Hadirin yang memenuhi undangan temu komunitas Click Kompasiana ini mencapai lebih dari 100 orang yang memenuhi aula ruang peluncuran dan bedah buku. Dinginnya ruang AC ruangan dapat mengimbangi hangatnya acara peluncuran dan bedah novelnya mas Yon ini. Pengemasan acara peluncuran ditata demikian apik tanpa meninggalkan kesan friendly-nya. Sebagian besar yang hadir adalah sahabat-sahabat mas Yon di dunia literasi, yaitu para Kompasianer, sebagian lagi bukan, namun tetap mendukung, dan tertarik dengan dunia literasi.
Inti dari acara peluncuran dan bedah novel itu, dikunci dengan baik oleh penulis novelnya, yaitu mas Yon, di bait terakhir acara dengan pernyataannya kurang lebih seperti ini:
"sastra harus tetap hadir dalam diri kita untuk mengisi ceruk-ceruk yang kurang atau hilang yang tidak tergantikan oleh kemajuan teknologi moderen."

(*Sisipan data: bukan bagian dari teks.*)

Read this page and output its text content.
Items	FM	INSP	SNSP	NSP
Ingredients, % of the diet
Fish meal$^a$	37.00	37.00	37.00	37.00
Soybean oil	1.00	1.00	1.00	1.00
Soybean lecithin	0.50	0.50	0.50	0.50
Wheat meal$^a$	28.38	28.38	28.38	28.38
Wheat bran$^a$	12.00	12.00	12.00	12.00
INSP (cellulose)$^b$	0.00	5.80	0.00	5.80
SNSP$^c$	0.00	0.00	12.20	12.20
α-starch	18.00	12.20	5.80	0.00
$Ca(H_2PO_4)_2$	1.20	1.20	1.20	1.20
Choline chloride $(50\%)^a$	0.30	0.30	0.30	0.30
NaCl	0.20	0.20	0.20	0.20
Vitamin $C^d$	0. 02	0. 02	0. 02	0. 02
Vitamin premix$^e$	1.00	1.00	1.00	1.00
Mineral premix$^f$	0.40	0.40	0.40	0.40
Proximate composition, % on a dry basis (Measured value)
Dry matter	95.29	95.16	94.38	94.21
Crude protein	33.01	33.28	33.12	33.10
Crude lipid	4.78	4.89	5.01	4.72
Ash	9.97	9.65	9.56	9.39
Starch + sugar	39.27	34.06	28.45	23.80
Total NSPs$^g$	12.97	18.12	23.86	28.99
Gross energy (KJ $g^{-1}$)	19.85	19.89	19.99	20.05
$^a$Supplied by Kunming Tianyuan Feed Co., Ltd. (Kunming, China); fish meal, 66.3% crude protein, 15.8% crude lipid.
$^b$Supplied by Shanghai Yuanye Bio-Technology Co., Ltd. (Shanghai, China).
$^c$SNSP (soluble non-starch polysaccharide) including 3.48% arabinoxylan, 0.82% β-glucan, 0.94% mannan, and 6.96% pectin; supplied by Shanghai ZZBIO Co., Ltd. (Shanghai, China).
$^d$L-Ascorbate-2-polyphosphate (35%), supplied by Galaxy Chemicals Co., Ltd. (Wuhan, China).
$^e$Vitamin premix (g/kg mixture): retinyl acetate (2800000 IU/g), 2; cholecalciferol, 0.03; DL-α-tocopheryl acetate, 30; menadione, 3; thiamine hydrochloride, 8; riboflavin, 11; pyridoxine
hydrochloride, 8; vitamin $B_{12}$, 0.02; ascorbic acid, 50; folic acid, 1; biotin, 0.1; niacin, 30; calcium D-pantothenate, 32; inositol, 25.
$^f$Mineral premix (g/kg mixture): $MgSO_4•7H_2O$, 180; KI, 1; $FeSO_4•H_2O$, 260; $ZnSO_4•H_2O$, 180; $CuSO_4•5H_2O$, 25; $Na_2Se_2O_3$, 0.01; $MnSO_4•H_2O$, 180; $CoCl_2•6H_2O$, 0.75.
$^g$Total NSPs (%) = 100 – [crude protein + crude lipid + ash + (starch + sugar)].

Statement tersebut selaras dengan yang telah menjadi concern saya selama ini pula. Dimana, sebagai pegiat literasi, saya merasakan dan menjadi keprihatinan saya pada generasi muda kita - generasi dengan hati yang hampa - bila hal ini dibiarkan berlarut-larut. Walaupun kita tidak ingin hal ini terjadi, melalui pengisian ceruk-ceruk yang kosonglah, melalui hasilan karya-karya sastra, novel dan sebangsanya, yang akan mengisi kekosongan tersebut.
Saat mas Yon menyampaikan kalimat tersebut, terasa sekali kedalaman keprihatinannya bila hal itu dibiarkan demikian - membiarkan hati-hati yang hampa berkelana. Dan keprihatinannya itu dituangkannya diantaranya melalui tulisan-tulisannya di Kompasiana maupun melalui tulisan di kedua novelnya ini.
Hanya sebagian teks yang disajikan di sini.